Gençlerin eğitiminde Allah Rasulü’nün takip ettiği sevgi yüklü yöntem, bizim de takip etmemiz gereken yol hususunda önümüzü aydınlatmaktadır. Şu örnekte olduğu gibi: Bir genç Hz. Peygamber’in huzuruna gelerek: "Ey Allah'ın elçisi, zina etmem için bana izin ver." der. Orada hazır bulunan bazı sahabiler bu çirkin talebe öfkelenerek "Sus! Sus!" diye genci azarlayıp üzerine yürürler. Hz. Peygamber ise son derece sakin bir şekilde genci yanına çağırıp oturtur. Sonra onunla sohbete başlar ve "Söyle bakayım, bir başkasının senin annenle zina etmesini ister misin?" diye sorar. Sualle şok olan genç "Yoluna canım feda, hayır, kesinlikle istemem." der. Hz. Peygamber "Zaten hiç kimse annelerine böyle bir şey yapılmasını istemez."  buyurur. Sorusunu devam ettirerek, "Peki bir başkasının senin kızınla zina etmesine razı olur musun?" diye sorar. Genç yine "Hayır, uğruna öleyim ey Allah'ın elçisi, razı olmam!" der. Hz. Peygamber de, "Öyleyse hiç kimse kızlarıyla zina edilmesine razı olmaz." buyurur. Ardından kız kardeşiyle, halasıyla ve teyzesiyle zina edilmesine razı olup olmayacağını sorar. Genç her defasında "Yoluna canım feda, hayır, istemem." diye cevap verir. Sonra Hz. Peygamber elini gencin omzuna koyarak şöyle buyurur: "Allah’ım! Bunun günahını affet, kalbini temizle ve azalarını günah işlemekten koru!" hadisi rivayet eden sahabenin söylediğine göre, o genç böyle şeylerle bir daha hiç ilgilenmez. (Müsned, 22211.)

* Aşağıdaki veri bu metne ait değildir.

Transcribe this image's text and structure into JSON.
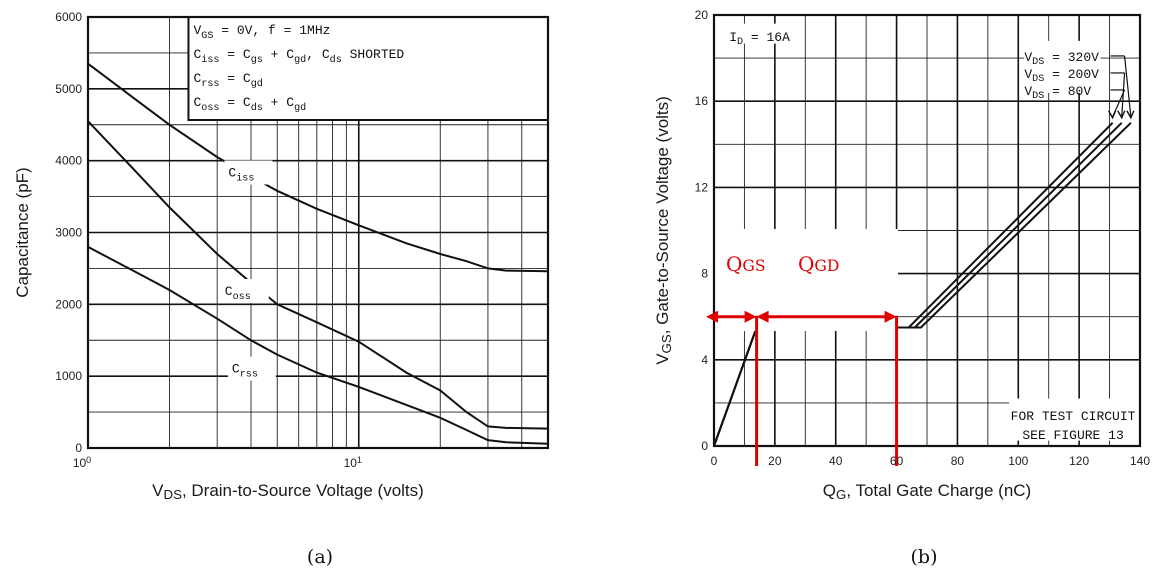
{
  "chart_data": [
    {
      "type": "line",
      "panel_label": "(a)",
      "xlabel_main": "V",
      "xlabel_sub": "DS",
      "xlabel_rest": ", Drain-to-Source Voltage (volts)",
      "ylabel": "Capacitance (pF)",
      "xscale": "log",
      "xlim": [
        1,
        50
      ],
      "ylim": [
        0,
        6000
      ],
      "x_tick_labels": [
        {
          "base": "10",
          "exp": "0",
          "value": 1
        },
        {
          "base": "10",
          "exp": "1",
          "value": 10
        }
      ],
      "y_ticks": [
        0,
        1000,
        2000,
        3000,
        4000,
        5000,
        6000
      ],
      "legend_lines": [
        [
          "V",
          "GS",
          " = 0V,  f = 1MHz"
        ],
        [
          "C",
          "iss",
          " = C",
          "gs",
          " + C",
          "gd",
          ",  C",
          "ds",
          " SHORTED"
        ],
        [
          "C",
          "rss",
          " = C",
          "gd"
        ],
        [
          "C",
          "oss",
          " = C",
          "ds",
          " + C",
          "gd"
        ]
      ],
      "series": [
        {
          "label_main": "C",
          "label_sub": "iss",
          "x": [
            1,
            1.5,
            2,
            3,
            4,
            5,
            7,
            10,
            15,
            20,
            25,
            30,
            35,
            50
          ],
          "y": [
            5350,
            4850,
            4500,
            4050,
            3780,
            3580,
            3330,
            3100,
            2850,
            2700,
            2600,
            2500,
            2470,
            2460
          ]
        },
        {
          "label_main": "C",
          "label_sub": "oss",
          "x": [
            1,
            1.5,
            2,
            3,
            4,
            5,
            7,
            10,
            15,
            20,
            25,
            30,
            35,
            50
          ],
          "y": [
            4550,
            3850,
            3350,
            2700,
            2300,
            2000,
            1750,
            1480,
            1050,
            800,
            500,
            300,
            280,
            270
          ]
        },
        {
          "label_main": "C",
          "label_sub": "rss",
          "x": [
            1,
            1.5,
            2,
            3,
            4,
            5,
            7,
            10,
            15,
            20,
            25,
            30,
            35,
            50
          ],
          "y": [
            2800,
            2450,
            2200,
            1800,
            1500,
            1300,
            1050,
            850,
            600,
            420,
            250,
            110,
            80,
            60
          ]
        }
      ]
    },
    {
      "type": "line",
      "panel_label": "(b)",
      "xlabel_main": "Q",
      "xlabel_sub": "G",
      "xlabel_rest": ", Total Gate Charge (nC)",
      "ylabel_main": "V",
      "ylabel_sub": "GS",
      "ylabel_rest": ", Gate-to-Source Voltage (volts)",
      "xlim": [
        0,
        140
      ],
      "ylim": [
        0,
        20
      ],
      "x_ticks": [
        0,
        20,
        40,
        60,
        80,
        100,
        120,
        140
      ],
      "y_ticks": [
        0,
        4,
        8,
        12,
        16,
        20
      ],
      "id_label": [
        "I",
        "D",
        " = 16A"
      ],
      "test_note": [
        "FOR TEST CIRCUIT",
        "SEE FIGURE 13"
      ],
      "series": [
        {
          "name_main": "V",
          "name_sub": "DS",
          "name_rest": " = 320V",
          "x": [
            0,
            14,
            68,
            137
          ],
          "y": [
            0,
            5.5,
            5.5,
            15
          ]
        },
        {
          "name_main": "V",
          "name_sub": "DS",
          "name_rest": " = 200V",
          "x": [
            0,
            14,
            66,
            134
          ],
          "y": [
            0,
            5.5,
            5.5,
            15
          ]
        },
        {
          "name_main": "V",
          "name_sub": "DS",
          "name_rest": " = 80V",
          "x": [
            0,
            14,
            64,
            131
          ],
          "y": [
            0,
            5.5,
            5.5,
            15
          ]
        }
      ],
      "annotations": {
        "qgs": {
          "main": "Q",
          "sub": "GS",
          "x_range": [
            0,
            14
          ],
          "y": 6
        },
        "qgd": {
          "main": "Q",
          "sub": "GD",
          "x_range": [
            14,
            60
          ],
          "y": 6
        },
        "marker_x": [
          14,
          60
        ]
      },
      "colors": {
        "annotation": "#e10000"
      }
    }
  ]
}
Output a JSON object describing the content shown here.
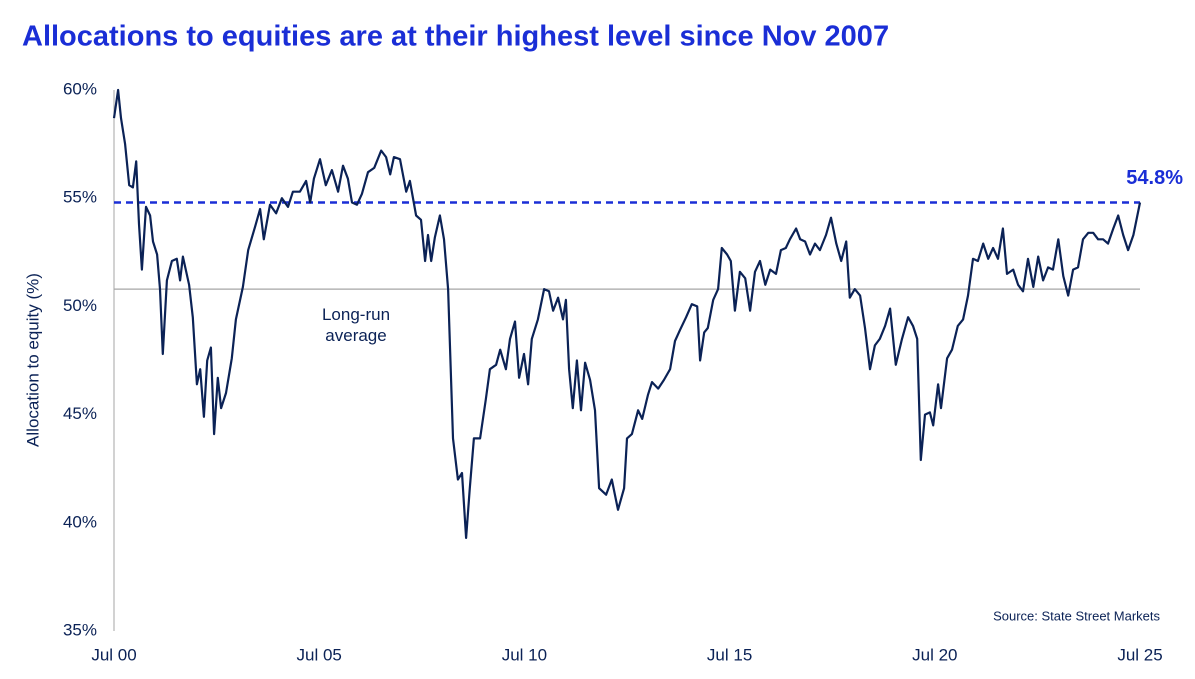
{
  "chart_data": {
    "type": "line",
    "title": "Allocations to equities are at their highest level since Nov 2007",
    "y_label": "Allocation to equity (%)",
    "source": "Source: State Street Markets",
    "xlim": [
      2000.5,
      2025.5
    ],
    "ylim": [
      35,
      60
    ],
    "xticks": [
      {
        "value": 2000.5,
        "label": "Jul 00"
      },
      {
        "value": 2005.5,
        "label": "Jul 05"
      },
      {
        "value": 2010.5,
        "label": "Jul 10"
      },
      {
        "value": 2015.5,
        "label": "Jul 15"
      },
      {
        "value": 2020.5,
        "label": "Jul 20"
      },
      {
        "value": 2025.5,
        "label": "Jul 25"
      }
    ],
    "yticks": [
      {
        "value": 35,
        "label": "35%"
      },
      {
        "value": 40,
        "label": "40%"
      },
      {
        "value": 45,
        "label": "45%"
      },
      {
        "value": 50,
        "label": "50%"
      },
      {
        "value": 55,
        "label": "55%"
      },
      {
        "value": 60,
        "label": "60%"
      }
    ],
    "reference_lines": [
      {
        "value": 54.8,
        "label": "54.8%",
        "color": "#1a2ed6",
        "dashed": true
      },
      {
        "value": 50.8,
        "label": "Long-run average",
        "color": "#a6a6a6",
        "dashed": false
      }
    ],
    "x": [
      2000.5,
      2000.6,
      2000.67,
      2000.77,
      2000.87,
      2000.96,
      2001.04,
      2001.11,
      2001.18,
      2001.28,
      2001.38,
      2001.45,
      2001.55,
      2001.62,
      2001.69,
      2001.79,
      2001.91,
      2002.03,
      2002.11,
      2002.18,
      2002.33,
      2002.42,
      2002.52,
      2002.6,
      2002.69,
      2002.77,
      2002.86,
      2002.94,
      2003.03,
      2003.11,
      2003.23,
      2003.37,
      2003.47,
      2003.64,
      2003.77,
      2003.94,
      2004.06,
      2004.15,
      2004.3,
      2004.45,
      2004.59,
      2004.74,
      2004.86,
      2005.03,
      2005.18,
      2005.28,
      2005.37,
      2005.52,
      2005.66,
      2005.81,
      2005.96,
      2006.08,
      2006.2,
      2006.3,
      2006.42,
      2006.54,
      2006.69,
      2006.84,
      2007.01,
      2007.13,
      2007.23,
      2007.32,
      2007.47,
      2007.62,
      2007.71,
      2007.86,
      2007.98,
      2008.08,
      2008.15,
      2008.23,
      2008.32,
      2008.44,
      2008.54,
      2008.64,
      2008.76,
      2008.88,
      2008.98,
      2009.08,
      2009.17,
      2009.27,
      2009.42,
      2009.56,
      2009.66,
      2009.81,
      2009.91,
      2010.05,
      2010.15,
      2010.27,
      2010.37,
      2010.49,
      2010.59,
      2010.68,
      2010.83,
      2010.98,
      2011.1,
      2011.2,
      2011.32,
      2011.44,
      2011.51,
      2011.59,
      2011.68,
      2011.78,
      2011.88,
      2011.98,
      2012.1,
      2012.22,
      2012.32,
      2012.49,
      2012.63,
      2012.78,
      2012.93,
      2013.0,
      2013.12,
      2013.27,
      2013.37,
      2013.51,
      2013.61,
      2013.76,
      2013.9,
      2014.05,
      2014.17,
      2014.29,
      2014.44,
      2014.58,
      2014.71,
      2014.78,
      2014.88,
      2014.97,
      2015.1,
      2015.22,
      2015.31,
      2015.44,
      2015.53,
      2015.63,
      2015.75,
      2015.88,
      2016.0,
      2016.12,
      2016.24,
      2016.37,
      2016.49,
      2016.63,
      2016.75,
      2016.87,
      2016.97,
      2017.12,
      2017.22,
      2017.34,
      2017.46,
      2017.58,
      2017.7,
      2017.85,
      2017.97,
      2018.1,
      2018.22,
      2018.34,
      2018.43,
      2018.55,
      2018.68,
      2018.8,
      2018.92,
      2019.04,
      2019.16,
      2019.29,
      2019.41,
      2019.55,
      2019.7,
      2019.85,
      2019.97,
      2020.07,
      2020.16,
      2020.26,
      2020.38,
      2020.46,
      2020.58,
      2020.65,
      2020.8,
      2020.92,
      2021.06,
      2021.19,
      2021.31,
      2021.43,
      2021.55,
      2021.68,
      2021.8,
      2021.92,
      2022.04,
      2022.16,
      2022.26,
      2022.41,
      2022.53,
      2022.65,
      2022.77,
      2022.9,
      2023.02,
      2023.14,
      2023.26,
      2023.38,
      2023.51,
      2023.63,
      2023.75,
      2023.87,
      2023.99,
      2024.11,
      2024.24,
      2024.36,
      2024.48,
      2024.6,
      2024.72,
      2024.85,
      2024.97,
      2025.09,
      2025.21,
      2025.34,
      2025.5
    ],
    "series": [
      {
        "name": "Allocation to equity",
        "color": "#0b2256",
        "values": [
          58.7,
          60.0,
          58.7,
          57.5,
          55.6,
          55.5,
          56.7,
          53.8,
          51.7,
          54.6,
          54.2,
          53.0,
          52.4,
          50.8,
          47.8,
          51.2,
          52.1,
          52.2,
          51.2,
          52.3,
          51.0,
          49.5,
          46.4,
          47.1,
          44.9,
          47.5,
          48.1,
          44.1,
          46.7,
          45.3,
          46.0,
          47.6,
          49.4,
          50.9,
          52.6,
          53.7,
          54.5,
          53.1,
          54.7,
          54.3,
          55.0,
          54.6,
          55.3,
          55.3,
          55.8,
          54.8,
          55.9,
          56.8,
          55.6,
          56.3,
          55.3,
          56.5,
          55.9,
          54.8,
          54.7,
          55.2,
          56.2,
          56.4,
          57.2,
          56.9,
          56.1,
          56.9,
          56.8,
          55.3,
          55.8,
          54.2,
          54.0,
          52.1,
          53.3,
          52.1,
          53.2,
          54.2,
          53.1,
          50.8,
          43.9,
          42.0,
          42.3,
          39.3,
          41.6,
          43.9,
          43.9,
          45.7,
          47.1,
          47.3,
          48.0,
          47.1,
          48.5,
          49.3,
          46.7,
          47.8,
          46.4,
          48.5,
          49.4,
          50.8,
          50.7,
          49.8,
          50.4,
          49.4,
          50.3,
          47.1,
          45.3,
          47.5,
          45.2,
          47.4,
          46.6,
          45.2,
          41.6,
          41.3,
          42.0,
          40.6,
          41.6,
          43.9,
          44.1,
          45.2,
          44.8,
          45.9,
          46.5,
          46.2,
          46.6,
          47.1,
          48.4,
          48.9,
          49.5,
          50.1,
          50.0,
          47.5,
          48.8,
          49.0,
          50.3,
          50.8,
          52.7,
          52.4,
          52.1,
          49.8,
          51.6,
          51.3,
          49.8,
          51.6,
          52.1,
          51.0,
          51.7,
          51.5,
          52.6,
          52.7,
          53.1,
          53.6,
          53.1,
          53.0,
          52.4,
          52.9,
          52.6,
          53.3,
          54.1,
          52.9,
          52.1,
          53.0,
          50.4,
          50.8,
          50.5,
          49.0,
          47.1,
          48.2,
          48.5,
          49.1,
          49.9,
          47.3,
          48.5,
          49.5,
          49.1,
          48.5,
          42.9,
          45.0,
          45.1,
          44.5,
          46.4,
          45.3,
          47.6,
          48.0,
          49.1,
          49.4,
          50.5,
          52.2,
          52.1,
          52.9,
          52.2,
          52.7,
          52.2,
          53.6,
          51.5,
          51.7,
          51.0,
          50.7,
          52.2,
          50.9,
          52.3,
          51.2,
          51.8,
          51.7,
          53.1,
          51.4,
          50.5,
          51.7,
          51.8,
          53.1,
          53.4,
          53.4,
          53.1,
          53.1,
          52.9,
          53.6,
          54.2,
          53.3,
          52.6,
          53.3,
          54.8
        ]
      }
    ]
  }
}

  1. Rasulüllah, görevlendirmelerde gençleri gözetirdi. Örneğin, toplumu bilgilendirmek ve İslam’ın öğretilerini insanlara öğretmek için onlardan yardım alırdı. Öyle ki ashab-ı suffa olarak adlandırılan ve bizzat Hz. Peygamber’in eğitiminden geçerek İslam’ı anlatmak üzere çeşitli bölgelere dağılan fedakâr zevatın büyük çoğunluğu gençlerden oluşmaktaydı. Onların İslam’ı insanlığa ulaştırmak için gösterdikleri çabalar sırasında başlarına bir şey gelmesi ise Allah Rasulü’nü çok üzerdi. Nitekim yetmiş kişilik genç bir eğitim kadrosunu İslam’ı anlatmak amacıyla görevlendirmiş ancak bu güzel insanlar Bi’r-i Mâûne denilen yerde tuzağa düşürülerek şehit edilmişlerdi. Bu durum Allah Rasulü’nün o kadar ağırına gitmişti ki, o kadar yüreğini sızlatmıştı ki, bir süre sabah namazında bu işi yapanlara kunut okuyarak beddua etmişti. (Buhari, 1003, 2801, 2814.)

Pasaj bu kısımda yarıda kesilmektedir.